Конечно, викторианская историчность проделала немалый труд с женскими телом и голосом: это и эпоха grand hysteria, и эпоха условно первой волны феминизма, представителей которых литература до сих пор описывает как безумных (в хорошем смысле, наверное) с горящими лютыми глазами, — эта историчность определенным образом женщину создала, вместе с тем проделав революцию в ряде клинических дисциплин. Хотя, чтобы увидеть такую женщину, необязательным было заходить в клинику. Например, Дж. Паркинсон, вообще-то геолог-химик, утверждал, что описал симптомы нервного заболевания («паркинсонизм») с женщин, ходящих по лондонским улицам.

Полагаю, чересчур много говорящее женское тело говорит не потому, что «накопилось» (если здесь что-то накапливается, то именно наслаждение [5], которое вне определенной ситуации бы не конвертировалось в тревогу [6]), но потому что от нее это требуется. Кто же требует от женщины говорить? Что явно, с одной стороны, это политизированный интеллектуал, а, с другой стороны, государственный институт, некоторое научное общество, состоящее из элиты холодных к этой женщине мужчин, и вместе с ним язык клиники, в своей обратной стороне — непристойный этому обществу, художественный. Но множество факторов пока остается за скобками.

Не будем огрублять наш взгляд заключением, будто бы вопрос положения женщины закрывается вопросом пола, насколько бы позитивное знание об угнетении и его телесных следствиях не предполагалось уже сказанным. Что получится, если, не останавливаясь на кратком заключении — возможном, пожалуй, также благодаря тому, что язык гендерной теории с легкостью сращивается со своим исходным метаязыком, языком повседневности — мы зададим вопрос об этой речи, которую производит женщина (что телом, что более тривиальным органом), как не столько, как подобало бы той эпохе, фрейдовский, но лакановский вопрос о наслаждении (обозначенном во введении объекте)? Для этого вернемся к исходному пункту, началу нашего размышления.

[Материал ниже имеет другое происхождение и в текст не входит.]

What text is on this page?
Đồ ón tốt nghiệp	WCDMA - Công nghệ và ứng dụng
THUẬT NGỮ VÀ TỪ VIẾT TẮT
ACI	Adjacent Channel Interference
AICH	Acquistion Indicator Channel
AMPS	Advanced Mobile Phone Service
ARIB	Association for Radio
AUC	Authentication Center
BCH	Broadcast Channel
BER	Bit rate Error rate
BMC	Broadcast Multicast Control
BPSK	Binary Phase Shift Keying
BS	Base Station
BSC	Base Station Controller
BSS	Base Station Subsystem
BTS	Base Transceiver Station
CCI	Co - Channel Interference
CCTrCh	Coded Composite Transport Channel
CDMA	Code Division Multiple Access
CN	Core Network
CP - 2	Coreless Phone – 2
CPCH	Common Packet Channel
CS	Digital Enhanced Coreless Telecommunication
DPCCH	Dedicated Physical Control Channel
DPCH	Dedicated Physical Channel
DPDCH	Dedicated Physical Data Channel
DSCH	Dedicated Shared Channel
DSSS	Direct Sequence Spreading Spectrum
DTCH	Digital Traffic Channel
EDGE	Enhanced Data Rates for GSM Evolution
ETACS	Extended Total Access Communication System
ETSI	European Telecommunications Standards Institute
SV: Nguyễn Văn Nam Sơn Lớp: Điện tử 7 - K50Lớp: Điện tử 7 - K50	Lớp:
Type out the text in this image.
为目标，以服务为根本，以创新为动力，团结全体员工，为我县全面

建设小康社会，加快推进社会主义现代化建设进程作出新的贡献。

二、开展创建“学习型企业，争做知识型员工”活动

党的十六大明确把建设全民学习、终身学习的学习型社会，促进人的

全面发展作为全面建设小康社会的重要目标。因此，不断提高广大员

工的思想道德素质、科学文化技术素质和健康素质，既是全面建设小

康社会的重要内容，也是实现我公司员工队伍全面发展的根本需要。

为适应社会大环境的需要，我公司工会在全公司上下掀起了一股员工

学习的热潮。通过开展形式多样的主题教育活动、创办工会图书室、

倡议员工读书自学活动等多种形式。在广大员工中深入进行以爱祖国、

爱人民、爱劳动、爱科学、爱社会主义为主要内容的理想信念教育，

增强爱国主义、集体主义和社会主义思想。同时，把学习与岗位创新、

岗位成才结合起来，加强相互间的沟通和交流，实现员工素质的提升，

Утверждается Александрой, что клиника требует: чахоточник должен быть бледным, должен кашлять, демонстрировать симптом, по форме — конверсионный (возможно, в некоторых случаях и по причине, кто знает) — и это требование без особого сопротивления исполняется как залог формирования технического для клиники, с очевидностью для современного наблюдателя — фальшивого, но эротического для пациентки объекта (получается, три разных объекта). Не упуская из мысли этот аспект конверсионного симптома, связанный с наслаждением, и, насколько это подходящий повод углубиться некоторый теоретический материал, вспомним соответствующую разрыву пару: господин и истерик.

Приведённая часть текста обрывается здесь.